The above files means two things:

1) itwiki's database will be available on s2-analytics-replica.eqiad.wmnet

2) itiwiki's database will be available on x1-analytics-replica.eqiad.wmnet (if we need the tables related to the extensions, since x1 contains all the wikis).

This is a pre-requisite to use the get_dbstore_host_port, that starts from the mapping described above and uses DNS SRV records as explained above.

MySQL wrapper

On all the Analytics nodes (stat10[08-11]) there is a tool called analytics-mysql that should help using the new databases:

elukey@stat1006:~$ analytics-mysql itwiki --print-target
dbstore1004.eqiad.wmnet:3312

elukey@stat1006:~$ analytics-mysql itwiki --print-target --use-x1
dbstore1005.eqiad.wmnet:3320

elukey@stat1006:~$ analytics-mysql itwiki
Reading table information for completion of table and column names
You can turn off this feature to get a quicker startup with -A

Welcome to the MariaDB monitor.  Commands end with ; or \g.
Your MariaDB connection id is 465860
Server version: 10.1.37-MariaDB MariaDB Server

Copyright (c) 2000, 2017, Oracle, MariaDB Corporation Ab and others.

Type 'help;' or '\h' for help.
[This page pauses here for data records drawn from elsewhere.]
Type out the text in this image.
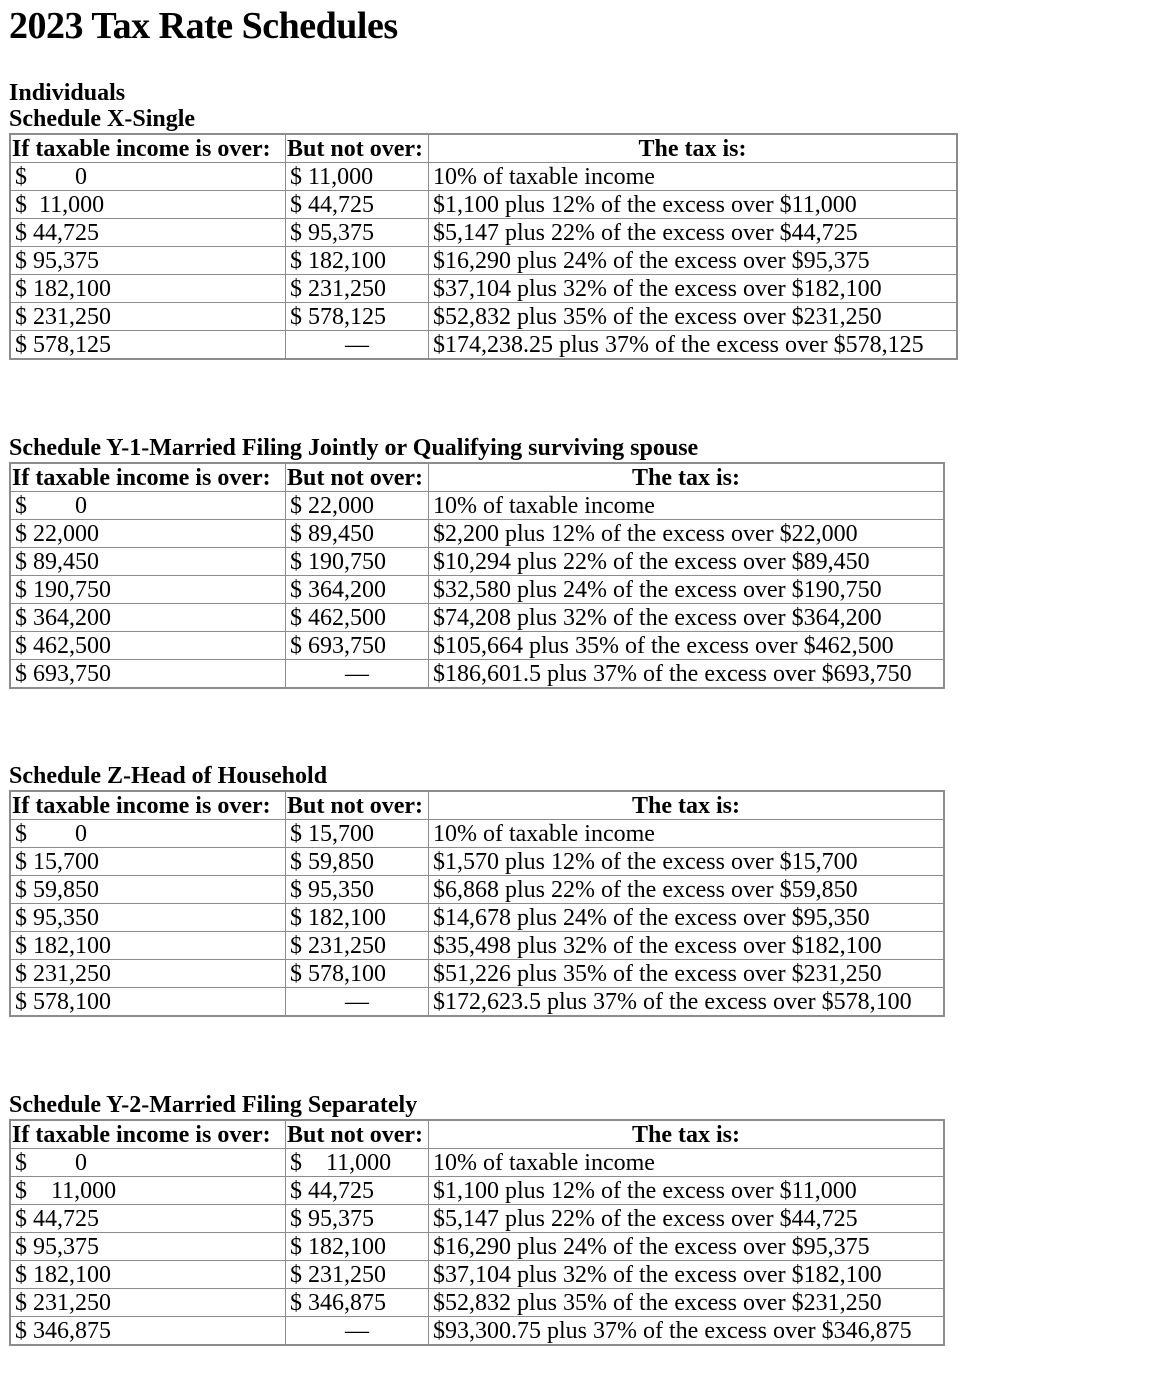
2023 Tax Rate Schedules
Individuals
Schedule X-Single
If taxable income is over:	But not over:	The tax is:
$        0	$ 11,000	10% of taxable income
$  11,000	$ 44,725	$1,100 plus 12% of the excess over $11,000
$ 44,725	$ 95,375	$5,147 plus 22% of the excess over $44,725
$ 95,375	$ 182,100	$16,290 plus 24% of the excess over $95,375
$ 182,100	$ 231,250	$37,104 plus 32% of the excess over $182,100
$ 231,250	$ 578,125	$52,832 plus 35% of the excess over $231,250
$ 578,125	—	$174,238.25 plus 37% of the excess over $578,125
Schedule Y-1-Married Filing Jointly or Qualifying surviving spouse
If taxable income is over:	But not over:	The tax is:
$        0	$ 22,000	10% of taxable income
$ 22,000	$ 89,450	$2,200 plus 12% of the excess over $22,000
$ 89,450	$ 190,750	$10,294 plus 22% of the excess over $89,450
$ 190,750	$ 364,200	$32,580 plus 24% of the excess over $190,750
$ 364,200	$ 462,500	$74,208 plus 32% of the excess over $364,200
$ 462,500	$ 693,750	$105,664 plus 35% of the excess over $462,500
$ 693,750	—	$186,601.5 plus 37% of the excess over $693,750
Schedule Z-Head of Household
If taxable income is over:	But not over:	The tax is:
$        0	$ 15,700	10% of taxable income
$ 15,700	$ 59,850	$1,570 plus 12% of the excess over $15,700
$ 59,850	$ 95,350	$6,868 plus 22% of the excess over $59,850
$ 95,350	$ 182,100	$14,678 plus 24% of the excess over $95,350
$ 182,100	$ 231,250	$35,498 plus 32% of the excess over $182,100
$ 231,250	$ 578,100	$51,226 plus 35% of the excess over $231,250
$ 578,100	—	$172,623.5 plus 37% of the excess over $578,100
Schedule Y-2-Married Filing Separately
If taxable income is over:	But not over:	The tax is:
$        0	$    11,000	10% of taxable income
$    11,000	$ 44,725	$1,100 plus 12% of the excess over $11,000
$ 44,725	$ 95,375	$5,147 plus 22% of the excess over $44,725
$ 95,375	$ 182,100	$16,290 plus 24% of the excess over $95,375
$ 182,100	$ 231,250	$37,104 plus 32% of the excess over $182,100
$ 231,250	$ 346,875	$52,832 plus 35% of the excess over $231,250
$ 346,875	—	$93,300.75 plus 37% of the excess over $346,875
Type '\c' to clear the current input statement.

mysql:research@dbstore1004.eqiad.wmnet. [itwiki]> Bye

elukey@stat1006:~$ analytics-mysql itwiki -e 'show tables limit 3'
ERROR 1064 (42000) at line 1: You have an error in your SQL syntax; check the manual that corresponds to your MariaDB server version for the right syntax to use near 'limit 3' at line 1
elukey@stat1006:~$ analytics-mysql itwiki -e 'show tables'
+--------------------------+
| Tables_in_itwiki         |
+--------------------------+
[..]

It’s possible that you’re not allowed to run analytics-mysql directly, but are a member of a group that is allowed to run it, for example:

lucaswerkmeister-wmde@stat1007:~$ analytics-mysql wikidatawiki
ERROR 1045 (28000): Access denied for user 'lucaswerkmeister-wmde'@'10.64.21.118' (using password: NO)
lucaswerkmeister-wmde@stat1007:~$ sudo -u analytics-wmde analytics-mysql wikidatawiki
Reading table information for completion of table and column names
You can turn off this feature to get a quicker startup with -A

Welcome to the MariaDB monitor.  Commands end with ; or \g.
Your MariaDB connection id is 1233204
Server version: 10.4.15-MariaDB MariaDB Server

Copyright (c) 2000, 2018, Oracle, MariaDB Corporation Ab and others.

Type 'help;' or '\h' for help. Type '\c' to clear the current input statement.

MariaDB [wikidatawiki]>
  1. The stat machines automatically authenticate to the MariaDB replicas using passwords stored in preloaded config (.cnf) files. The file might be /etc/mysql/conf.d/research-client.cnf, or /etc/mysql/conf.d/analytics-research-client.cnf. These files are automatically referenced from /etc/mysql/my.cnf, which the command line mysql program reads by default. Other programs may not do this automatically, and require an explicit pointer to the underlying .cnf file.
  2. The mysql utility doesn't have the ability to generate files in other formats like CSV.
  3. The file extension you choose doesn't actually affect the command, but since -e generates a TSV file, you should use the corresponding file extension so other programs load the resulting file correctly.